Argumente Contra und Pro Metalldetektorsuche durch archäologische Laien


1) Informationserhaltung zu jedem Bodenfund

Die in der Archäologie vertretene Einstellung:
1) Die archäologische Wissenschaft braucht von jedem Bodenfund die Informationen zu Lage, Kontext und Fundumständen, die bei Metallsuchen durch Laien oft nicht aufgezeichnet werden und daher verloren gehen, wenn man Metallsuche durch Laien (wenigstens ohne strenge Auflagen) erlaubt.

Aus der Sicht von Prof. Raimund Karl
1) Bei Rettungs- wie bei Forschungsgrabungen wird der Oberboden und auch „ungestörte“ befundführende Schichten oft genug mit dem Bagger abgeschoben, ohne auch nur ordentlich durchsucht zu werden, geschweige denn dass die genaue Lage, Kontext und Fundumstände jedes Bodenfundes genau dokumentiert werden würde. Ja, wir dokumentieren vielleicht in vielen Kontexten mehr als der durchschnittliche Metallsucher, aber auch bei weitem nicht alles; und oft gerade jene Bodenschichten ganz besonders nicht, in denen Metallsucher die meisten „ihrer“ Funde machen. Worüber regen wir uns also auf, wenn die Metallsucher die Funde, die wir sowieso industriell zerstören, ausklauben wollen? Das gleiche gilt für Argument 2), 3), 4) und wenigstens teilweise auch für 5). Mit allen diesen Argumenten ist es also in der Realität nicht weit her.


2) Fundkontext

Die in der Archäologie vertretene Einstellung:
2) Siehe 1) Davon abgesehen ist es auch keineswegs so, dass der „Oberflächen- und Oberbodensurvey“ eine Maßnahme ist, die facharchäologisch sehr häufig durchgeführt wird und auch in einer öffentlich zugänglichen Publikation Verwertung findet, selbst wenn nicht das Baggerplanum der erste Schritt einer archäologischen Maßnahme im Feld ist. Auch mit diesem Argument ist es also in der Realität nicht weit her.

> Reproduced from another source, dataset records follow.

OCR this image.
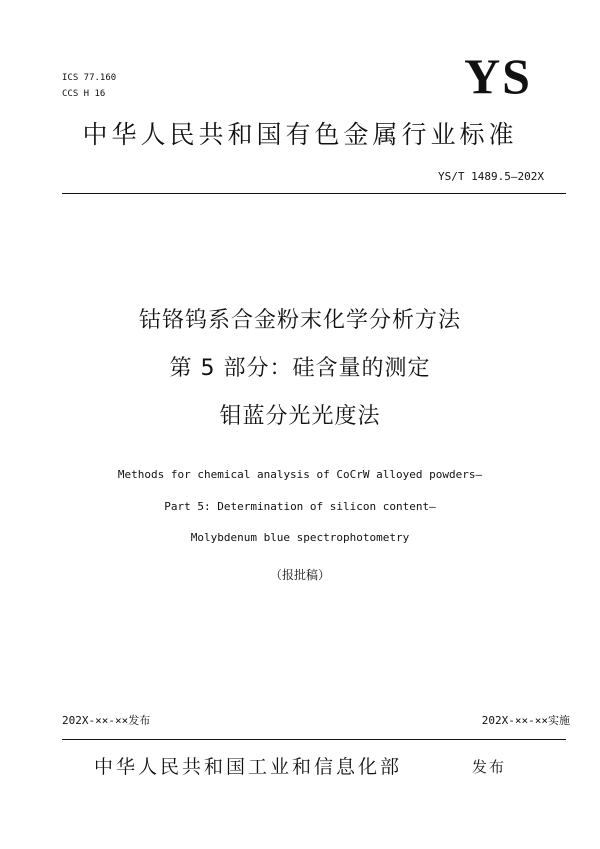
ICS 77.160
CCS H 16	YS
中华人民共和国有色金属行业标准
YS/T 1489.5—202X
钴铬钨系合金粉末化学分析方法
第 5 部分：硅含量的测定
钼蓝分光光度法
Methods for chemical analysis of CoCrW alloyed powders—
Part 5: Determination of silicon content—
Molybdenum blue spectrophotometry
（报批稿）
202X-××-××发布	202X-××-××实施
中华人民共和国工业和信息化部	发布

3) Tangierung ungestörter Schichten

Die in der Archäologie vertretene Einstellung:
3) Metallsucher beschränken sich bei ihren Grabungsmaßnahmen oft nicht ausschließlich auf den Oberboden und zerstören daher oft (ob wissentlich oder unwissentlich) „ungestörte“ archäologische Befunde bzw. Stratifikationen. Dadurch geht noch mehr essentielle archäologische Information verloren, weshalb eine (totale) facharchäologische Kontrolle über solche Grabungsarbeiten notwendig ist.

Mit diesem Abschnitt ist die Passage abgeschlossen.